Authors: Dongfang Wang, Tao Zhou Shangbing Gao, and Jian Yang,
- This repository provides code for "Echo Flow-induced Temporal Correlation Learning for Ultrasound Video Object Segmentation (EchoSAM2)". (paper)
Objective: The segmentation of ultrasound video objects aims to delineate specific anatomical structures or area of injury in sequential ultrasound imaging data. Current methods exhibit promising results, but struggle with key aspects of ultrasound video analysis. They insufficiently capture inter-frame object motion, resulting in unsatisfactory segmentation for dynamic or low-contrast scenarios. With the release of SAM2, video object segmentation has advanced significantly. However, its performance in ultrasound videos remains suboptimal due to its design bias toward natural videos and lack of consideration for ultrasound-specific characteristics. We propose a novel EchoSAM2 method to achieve more accurate object segmentation in ultrasound videos. Methods: We propose Echo Flow, which captures motion trends between frames to enhance the modeling of temporal relationships. It also helps suppress interference from non-object regions by leveraging object motion patterns. Furthermore, we propose an Echo Modulation Block (EMB) to seamlessly incorporate Echo Flow into the SAM2 framework, improving the quality of feature representation. To further optimize SAM2’s performance during fine-tuning, we present a Gaussian Adapter specifically designed for ultrasound image characteristics. Results: Extensive experiments on three ultrasound video datasets confirm the effectiveness of our method, achieving state-of-the-art results. On the EUDP dataset, our model achieves a Dice of 85.49%, outperforming the second-best method by 3.19%. Models trained on HMC-QU and CAMUS achieve the best generalization when tested on each other's unseen test sets. Conclusion: The introduction of Echo Flow, along with other supporting modules, enhances both segmentation accuracy and the generalizability of the model. Significance: Accurate segmentation of ultrasound video objects enhances diagnostic accuracy and consistency, thereby increasing overall clinical value.

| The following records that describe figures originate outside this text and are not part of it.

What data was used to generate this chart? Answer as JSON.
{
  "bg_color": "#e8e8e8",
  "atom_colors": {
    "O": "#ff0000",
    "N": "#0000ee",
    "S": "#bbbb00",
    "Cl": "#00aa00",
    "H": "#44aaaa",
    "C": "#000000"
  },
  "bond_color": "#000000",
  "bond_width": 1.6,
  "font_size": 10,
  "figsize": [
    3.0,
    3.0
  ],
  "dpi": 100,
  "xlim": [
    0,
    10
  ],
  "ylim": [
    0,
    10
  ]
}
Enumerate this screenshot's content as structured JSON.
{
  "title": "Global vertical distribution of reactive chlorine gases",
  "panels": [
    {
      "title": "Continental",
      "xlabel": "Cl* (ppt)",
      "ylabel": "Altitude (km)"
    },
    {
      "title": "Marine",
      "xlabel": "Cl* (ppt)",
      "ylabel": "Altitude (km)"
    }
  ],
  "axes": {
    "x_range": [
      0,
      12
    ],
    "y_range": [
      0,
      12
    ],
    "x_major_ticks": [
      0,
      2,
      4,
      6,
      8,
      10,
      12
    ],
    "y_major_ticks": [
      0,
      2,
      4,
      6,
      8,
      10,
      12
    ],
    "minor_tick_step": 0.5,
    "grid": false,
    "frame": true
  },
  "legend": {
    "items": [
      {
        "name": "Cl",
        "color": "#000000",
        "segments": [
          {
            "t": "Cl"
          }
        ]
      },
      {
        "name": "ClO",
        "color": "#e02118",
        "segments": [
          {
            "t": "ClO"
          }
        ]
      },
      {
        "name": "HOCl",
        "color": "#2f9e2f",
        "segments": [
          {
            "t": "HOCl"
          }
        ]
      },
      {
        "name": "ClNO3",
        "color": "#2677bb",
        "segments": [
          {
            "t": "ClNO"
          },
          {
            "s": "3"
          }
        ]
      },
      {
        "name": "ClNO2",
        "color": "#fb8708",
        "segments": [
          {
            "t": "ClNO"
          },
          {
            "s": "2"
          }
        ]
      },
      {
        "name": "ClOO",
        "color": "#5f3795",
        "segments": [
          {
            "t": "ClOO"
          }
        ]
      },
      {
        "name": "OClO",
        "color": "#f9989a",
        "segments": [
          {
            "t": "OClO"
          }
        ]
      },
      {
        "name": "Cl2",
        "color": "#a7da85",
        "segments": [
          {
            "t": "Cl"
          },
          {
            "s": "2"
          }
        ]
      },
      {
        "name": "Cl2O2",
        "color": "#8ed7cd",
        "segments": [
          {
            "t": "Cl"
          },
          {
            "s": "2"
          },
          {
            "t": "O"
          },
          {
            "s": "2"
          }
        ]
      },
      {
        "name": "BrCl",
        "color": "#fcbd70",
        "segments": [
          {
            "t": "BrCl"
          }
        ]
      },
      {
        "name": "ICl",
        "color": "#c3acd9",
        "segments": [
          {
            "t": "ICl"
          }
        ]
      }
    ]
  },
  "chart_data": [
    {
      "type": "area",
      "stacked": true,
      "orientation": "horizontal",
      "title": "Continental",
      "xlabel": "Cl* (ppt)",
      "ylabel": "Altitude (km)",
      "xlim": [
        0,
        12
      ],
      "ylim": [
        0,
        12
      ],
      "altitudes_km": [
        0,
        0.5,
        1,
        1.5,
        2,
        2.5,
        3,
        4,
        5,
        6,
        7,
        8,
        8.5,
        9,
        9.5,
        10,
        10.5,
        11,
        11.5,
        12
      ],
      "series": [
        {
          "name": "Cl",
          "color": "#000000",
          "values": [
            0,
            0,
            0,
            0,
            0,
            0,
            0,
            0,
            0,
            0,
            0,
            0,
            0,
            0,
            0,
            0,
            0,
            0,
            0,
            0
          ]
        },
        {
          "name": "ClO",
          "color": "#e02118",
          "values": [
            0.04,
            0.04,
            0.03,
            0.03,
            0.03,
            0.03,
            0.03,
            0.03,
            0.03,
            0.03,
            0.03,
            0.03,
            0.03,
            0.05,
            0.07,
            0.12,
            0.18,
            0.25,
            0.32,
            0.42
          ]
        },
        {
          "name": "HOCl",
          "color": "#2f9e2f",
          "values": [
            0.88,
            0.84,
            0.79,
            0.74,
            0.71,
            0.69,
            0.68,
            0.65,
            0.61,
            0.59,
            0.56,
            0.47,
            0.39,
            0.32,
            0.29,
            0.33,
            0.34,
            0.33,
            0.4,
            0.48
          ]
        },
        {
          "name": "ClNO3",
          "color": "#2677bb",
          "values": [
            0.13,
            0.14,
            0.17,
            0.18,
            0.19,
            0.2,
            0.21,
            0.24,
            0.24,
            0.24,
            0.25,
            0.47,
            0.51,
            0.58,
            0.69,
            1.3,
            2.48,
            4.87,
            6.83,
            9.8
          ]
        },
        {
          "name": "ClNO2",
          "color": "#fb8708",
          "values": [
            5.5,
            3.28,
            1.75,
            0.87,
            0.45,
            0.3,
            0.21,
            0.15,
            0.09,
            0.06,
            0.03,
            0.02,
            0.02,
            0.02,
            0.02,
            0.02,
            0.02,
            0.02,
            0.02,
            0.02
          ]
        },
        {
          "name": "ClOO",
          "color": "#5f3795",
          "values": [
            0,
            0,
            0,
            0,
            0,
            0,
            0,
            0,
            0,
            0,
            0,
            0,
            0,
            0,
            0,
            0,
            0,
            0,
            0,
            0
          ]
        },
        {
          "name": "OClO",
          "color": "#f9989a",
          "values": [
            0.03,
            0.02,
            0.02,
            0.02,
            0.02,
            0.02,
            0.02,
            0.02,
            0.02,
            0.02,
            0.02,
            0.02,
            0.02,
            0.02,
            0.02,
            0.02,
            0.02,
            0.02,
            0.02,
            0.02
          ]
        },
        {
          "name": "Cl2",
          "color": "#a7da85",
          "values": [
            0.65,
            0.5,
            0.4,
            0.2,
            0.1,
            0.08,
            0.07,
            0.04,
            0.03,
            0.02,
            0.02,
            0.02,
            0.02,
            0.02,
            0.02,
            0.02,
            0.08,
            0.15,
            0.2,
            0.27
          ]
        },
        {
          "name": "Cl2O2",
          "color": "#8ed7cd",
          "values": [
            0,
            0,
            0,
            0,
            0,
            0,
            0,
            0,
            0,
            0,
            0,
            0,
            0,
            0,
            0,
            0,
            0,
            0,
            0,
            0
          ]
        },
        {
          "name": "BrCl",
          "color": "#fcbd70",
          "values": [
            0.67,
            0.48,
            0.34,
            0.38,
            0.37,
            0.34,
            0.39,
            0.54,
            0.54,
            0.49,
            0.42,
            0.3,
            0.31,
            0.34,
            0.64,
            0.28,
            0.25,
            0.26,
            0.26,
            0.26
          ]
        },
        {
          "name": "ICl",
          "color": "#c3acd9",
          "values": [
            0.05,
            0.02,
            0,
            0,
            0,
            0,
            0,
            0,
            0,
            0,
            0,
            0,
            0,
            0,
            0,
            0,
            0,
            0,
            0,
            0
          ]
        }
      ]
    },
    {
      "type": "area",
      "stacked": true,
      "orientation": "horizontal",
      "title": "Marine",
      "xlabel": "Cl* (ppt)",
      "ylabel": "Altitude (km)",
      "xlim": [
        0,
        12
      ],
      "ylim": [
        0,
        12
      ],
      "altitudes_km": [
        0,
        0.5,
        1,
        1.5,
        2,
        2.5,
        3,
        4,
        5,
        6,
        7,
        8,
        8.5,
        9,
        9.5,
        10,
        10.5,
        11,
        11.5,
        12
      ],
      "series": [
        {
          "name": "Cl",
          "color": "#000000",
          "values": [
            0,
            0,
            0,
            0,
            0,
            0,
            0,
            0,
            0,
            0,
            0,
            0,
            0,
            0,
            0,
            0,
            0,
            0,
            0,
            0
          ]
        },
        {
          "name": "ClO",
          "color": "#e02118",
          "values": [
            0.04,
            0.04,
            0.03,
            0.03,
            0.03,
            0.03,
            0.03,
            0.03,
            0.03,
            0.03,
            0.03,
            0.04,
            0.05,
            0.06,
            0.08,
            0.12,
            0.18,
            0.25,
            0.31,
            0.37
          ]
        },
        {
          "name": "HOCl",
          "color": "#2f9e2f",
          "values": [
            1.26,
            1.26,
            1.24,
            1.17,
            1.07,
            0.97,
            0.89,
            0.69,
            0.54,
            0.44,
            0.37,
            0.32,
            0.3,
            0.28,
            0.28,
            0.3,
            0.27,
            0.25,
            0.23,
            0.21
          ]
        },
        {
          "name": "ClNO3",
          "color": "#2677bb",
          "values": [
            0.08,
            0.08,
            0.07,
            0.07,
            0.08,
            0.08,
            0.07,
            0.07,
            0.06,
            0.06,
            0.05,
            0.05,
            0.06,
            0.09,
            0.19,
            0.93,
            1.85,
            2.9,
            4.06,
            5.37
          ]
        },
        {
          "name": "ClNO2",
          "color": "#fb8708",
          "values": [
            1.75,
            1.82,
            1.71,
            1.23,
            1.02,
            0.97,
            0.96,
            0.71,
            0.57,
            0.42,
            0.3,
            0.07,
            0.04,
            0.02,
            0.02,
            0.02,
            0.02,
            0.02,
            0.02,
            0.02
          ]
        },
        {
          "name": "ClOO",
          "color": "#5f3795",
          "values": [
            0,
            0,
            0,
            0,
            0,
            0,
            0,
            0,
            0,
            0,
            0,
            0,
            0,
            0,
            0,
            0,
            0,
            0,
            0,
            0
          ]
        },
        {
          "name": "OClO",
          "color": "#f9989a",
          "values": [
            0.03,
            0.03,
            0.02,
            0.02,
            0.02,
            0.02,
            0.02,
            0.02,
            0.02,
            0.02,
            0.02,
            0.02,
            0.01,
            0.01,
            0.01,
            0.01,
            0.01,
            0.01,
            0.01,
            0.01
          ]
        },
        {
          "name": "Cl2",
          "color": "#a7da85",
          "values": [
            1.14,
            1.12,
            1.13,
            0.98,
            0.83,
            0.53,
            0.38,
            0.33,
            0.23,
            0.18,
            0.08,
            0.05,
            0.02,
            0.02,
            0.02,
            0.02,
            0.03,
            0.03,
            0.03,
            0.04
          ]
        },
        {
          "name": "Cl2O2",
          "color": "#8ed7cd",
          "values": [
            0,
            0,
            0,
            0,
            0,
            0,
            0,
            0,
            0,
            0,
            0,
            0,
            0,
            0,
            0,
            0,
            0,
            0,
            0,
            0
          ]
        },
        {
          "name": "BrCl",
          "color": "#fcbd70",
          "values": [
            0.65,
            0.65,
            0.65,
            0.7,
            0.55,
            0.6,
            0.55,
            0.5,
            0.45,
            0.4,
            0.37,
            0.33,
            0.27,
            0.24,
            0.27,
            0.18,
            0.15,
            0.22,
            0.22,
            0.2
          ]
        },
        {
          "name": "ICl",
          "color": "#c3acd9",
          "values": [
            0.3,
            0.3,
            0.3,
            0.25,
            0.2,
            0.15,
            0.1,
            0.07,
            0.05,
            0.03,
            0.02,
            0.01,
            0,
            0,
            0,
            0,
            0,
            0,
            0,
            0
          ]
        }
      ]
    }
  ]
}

Figure 1: Overview of the proposed EchoSAM2.
Please cite our paper if you find the work useful:
@ARTICLE{11123471,
author={Wang, Dongfang and Zhou, Tao and Gao, Shangbing and Yang, Jian},
journal={IEEE Transactions on Biomedical Engineering},
title={Echo Flow-Induced Temporal Correlation Learning for Ultrasound Video Object Segmentation},
year={2025},
pages={1-10},
doi={10.1109/TBME.2025.3594704}}
The source code is free for research and educational use only. Any commercial use should get formal permission first.